無意識の植民地主義―日本人の米軍基地と沖縄人

無意識の植民地主義
ポスコロ本だと言われればそれまでですが、ボクの頭に衝撃をもたらしてくれた一冊であることは間違いありません。沖縄における米軍基地問題は全ての日本人の原罪であるという感覚の存在を教えてくれた一冊です。しかしながら「好きな本か?」と問われれば答えはNO。
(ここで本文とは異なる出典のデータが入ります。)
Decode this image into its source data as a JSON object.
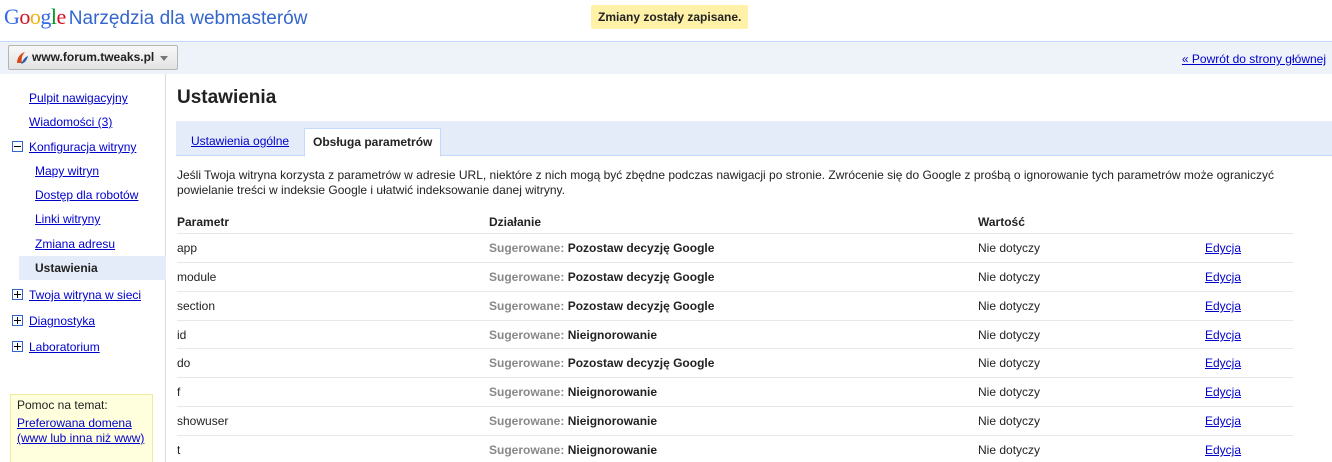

「あんたは健忘症か」とツッコミたくなるほど同じ人間の言葉ばかり引用していたり、論理的には納得できない情緒的なレトリックが多用されていたりと、人に見せる文章としての煮詰まり具合が甘いです。挙げ句の果て「昨今の沖縄ブームは沖縄文化を搾取している」などというある種の暴論が飛び出す始末(え?暴論でしょ??)。内容の是非を別として、読み通すのがちょっとしんどい本であります。エモーショナルな部分をおさえて、冷静に議論を展開していれば…との思いを禁じ得ません。惜しい。

ま、そうはいっても、仮にこの本をスルーしていたら、一部の沖縄の方々の非沖縄人に対する厳しい目線の意味合いというのは永久に知覚できなかったかもしれません。そういう意味では必読の一冊なのかもしれません。